When the clocks change, it feels like the turning of the season, for me. Other people mark the beginning of autumn with Labor Day, or the autumn equinox, or Indigenous People’s Day, or Veteran’s Day. For me, it is all about the light. And that light just got cut short.

I am a night person. Period. I wake up slowly. If I have to jump up the minute an alarm rings, I am just less efficient for the rest of the day. Whenever I worked in offices or classrooms where I had to be sharp in the morning, I was wrecked when I got home at the end of the day. When I worked later hours, I could put in fourteen hours of attention on various projects, then sleep like an angel. It’s the way I am wired, and I own it.

I have been noticing that sunset has drifted from its summer peak, well after dinner, to about 5:30. The clocks just changed. Now it will be closer to 4:30, heading for its nadir of 4:11 through most of December.

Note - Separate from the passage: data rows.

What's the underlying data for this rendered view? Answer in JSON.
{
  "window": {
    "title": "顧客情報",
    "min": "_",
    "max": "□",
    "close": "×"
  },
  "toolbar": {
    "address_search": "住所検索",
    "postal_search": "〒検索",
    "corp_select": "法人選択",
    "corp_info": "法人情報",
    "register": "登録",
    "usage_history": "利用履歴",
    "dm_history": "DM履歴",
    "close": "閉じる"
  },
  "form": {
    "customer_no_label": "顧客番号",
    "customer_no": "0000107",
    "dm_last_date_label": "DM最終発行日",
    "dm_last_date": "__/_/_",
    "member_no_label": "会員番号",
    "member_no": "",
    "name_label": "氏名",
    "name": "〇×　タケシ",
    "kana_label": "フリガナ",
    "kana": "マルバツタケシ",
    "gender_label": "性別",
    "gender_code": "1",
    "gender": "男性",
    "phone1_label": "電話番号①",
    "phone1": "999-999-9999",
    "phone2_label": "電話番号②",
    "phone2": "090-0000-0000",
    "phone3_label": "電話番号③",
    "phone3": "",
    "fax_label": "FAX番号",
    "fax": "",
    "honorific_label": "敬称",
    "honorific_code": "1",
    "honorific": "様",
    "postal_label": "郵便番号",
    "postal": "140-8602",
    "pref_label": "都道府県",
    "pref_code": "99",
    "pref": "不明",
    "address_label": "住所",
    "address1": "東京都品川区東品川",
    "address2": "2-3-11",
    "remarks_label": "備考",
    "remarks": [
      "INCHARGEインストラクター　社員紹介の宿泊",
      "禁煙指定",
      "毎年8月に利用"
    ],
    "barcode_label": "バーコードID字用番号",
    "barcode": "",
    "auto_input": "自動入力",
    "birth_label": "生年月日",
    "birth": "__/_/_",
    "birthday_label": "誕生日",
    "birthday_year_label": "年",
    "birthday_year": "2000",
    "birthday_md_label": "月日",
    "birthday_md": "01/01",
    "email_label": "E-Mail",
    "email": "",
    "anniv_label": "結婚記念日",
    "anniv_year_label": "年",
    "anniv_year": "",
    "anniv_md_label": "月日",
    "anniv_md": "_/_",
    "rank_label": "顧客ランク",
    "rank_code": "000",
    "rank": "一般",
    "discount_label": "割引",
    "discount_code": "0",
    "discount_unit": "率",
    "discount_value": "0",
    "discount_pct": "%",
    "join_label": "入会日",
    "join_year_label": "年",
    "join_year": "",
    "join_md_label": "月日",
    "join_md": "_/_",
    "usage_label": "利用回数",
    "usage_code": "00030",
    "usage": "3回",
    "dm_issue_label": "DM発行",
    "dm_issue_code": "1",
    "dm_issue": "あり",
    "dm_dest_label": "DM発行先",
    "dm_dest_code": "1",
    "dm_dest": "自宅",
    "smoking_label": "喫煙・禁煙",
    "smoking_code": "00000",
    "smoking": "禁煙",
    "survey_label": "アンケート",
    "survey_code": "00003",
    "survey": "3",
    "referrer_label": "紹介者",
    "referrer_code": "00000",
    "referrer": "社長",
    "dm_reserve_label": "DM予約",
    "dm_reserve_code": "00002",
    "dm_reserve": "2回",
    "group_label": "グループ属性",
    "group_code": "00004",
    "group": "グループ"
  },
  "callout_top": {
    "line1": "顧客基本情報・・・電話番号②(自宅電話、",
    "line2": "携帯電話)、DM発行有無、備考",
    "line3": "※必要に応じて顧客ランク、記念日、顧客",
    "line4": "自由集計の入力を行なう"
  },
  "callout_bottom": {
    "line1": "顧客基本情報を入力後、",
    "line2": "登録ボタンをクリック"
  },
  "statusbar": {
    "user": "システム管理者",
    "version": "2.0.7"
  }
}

Readers who don’t live near Boston may not realize that I live way in the eastern end of the time zone. Our sunrises and sunsets are much earlier than, say, New York City. In New York City, the earliest sunset in December is at 4:28. That extra twenty minutes can matter. In the DC metro area, the earliest sunset of the year is at 4:46. In Pittsburgh, the earliest is at 4:53. Zooming with my east coast friends and family during the late afternoon makes me sad. I see them sitting there without lights on while it is pitch black outside here.

Those autumn things

As the days get shorter, I get a bit squirrelly. I am rushing around to do the good-girl autumn things that need to be done around the house. Everyone has their own list.

This year, outside holds less joy because my front yard is covered with plastic to kill the deep-rooted weeds that had mixed their way into my garden. I have gotten seeds that I will be setting up to winter-over to plant in the spring when I open the plastic. I also needed to weed the back flowerbed, which had a remarkable collection of bittersweet and stray ailanthus trees.

When social media works:

One of the things that social media has done well is to connect local people who do similar projects. There are two gardening groups that are full of people who share extra plants. When I cleared my front yard, I was able to donate several flats of Black-Eyed Susans that were in the front, but not infested with Black Swallow Wort. Just this week, someone gave me the seeds that I will leave outside for the winter, so they are ready to get growing early next spring.

I am starting from scratch in the front next spring. That gives me an opportunity to choose more local plants. I am getting both seeds and advice about how to grow more native plants and to choose plants that sustain bees and butterflies.

Planting now gives me something to look forward to when the sun is, once again, setting after 5:00 PM.